Among the items discussed were road and street issues, especially large truck traffic in the city; the Police Department; the control of dogs, and other animals in the city; the fact that Charleston has one of the lowest tax rates in the state; senior tax relief; the possibility of future tax increases; the lack of an adequate warning system for industrial emergencies; regular air quality checks; community litter; the possibility of adding another police officer; gaps in police hours; and the city's Hoyt Berry Park.
Bradley County Sheriff Steve Lawson, a resident of Maple Crest subdivision, joined another resident in asking the commissioners about the possibility of getting sewer into the community.

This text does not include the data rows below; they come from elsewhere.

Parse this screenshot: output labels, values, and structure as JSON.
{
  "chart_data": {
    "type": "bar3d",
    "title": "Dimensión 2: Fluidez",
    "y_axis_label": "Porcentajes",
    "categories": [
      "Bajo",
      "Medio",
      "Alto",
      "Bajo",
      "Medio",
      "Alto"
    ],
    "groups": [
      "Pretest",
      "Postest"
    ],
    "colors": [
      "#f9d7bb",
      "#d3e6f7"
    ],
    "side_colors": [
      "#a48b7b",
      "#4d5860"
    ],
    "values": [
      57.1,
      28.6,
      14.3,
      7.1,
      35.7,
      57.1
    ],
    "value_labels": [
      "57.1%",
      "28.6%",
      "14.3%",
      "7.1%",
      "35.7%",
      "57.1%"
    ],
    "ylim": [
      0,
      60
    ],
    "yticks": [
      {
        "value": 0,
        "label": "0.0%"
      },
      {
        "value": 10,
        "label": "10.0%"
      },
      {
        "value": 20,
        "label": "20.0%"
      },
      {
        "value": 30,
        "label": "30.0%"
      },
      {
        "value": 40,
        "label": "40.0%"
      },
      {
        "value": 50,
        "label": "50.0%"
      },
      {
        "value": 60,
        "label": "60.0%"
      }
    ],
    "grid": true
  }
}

Lawson had mentioned this when he arrived at the meeting, saying this is a major concern throughout the county.
Lawson also said he attended Tuesday's meeting, "To see what they (the commissioners) had to say."
Goode, and the other commissioners, informed those in attendance that they are working with the Municipal Technical Advisory Service (MTAS) at the University of Tennessee in Knoxville to see how best to go about annexation. The best option is to place the issue on the 2020 election ballot.
Non-city residents can also petition to be taken into the city.
"This (annexation option) is about growth and trying to make Charleston the best city it can be," said Goode. "I hope someone in these two neighborhoods is interested in replacing me, and working for the betterment of Charleston."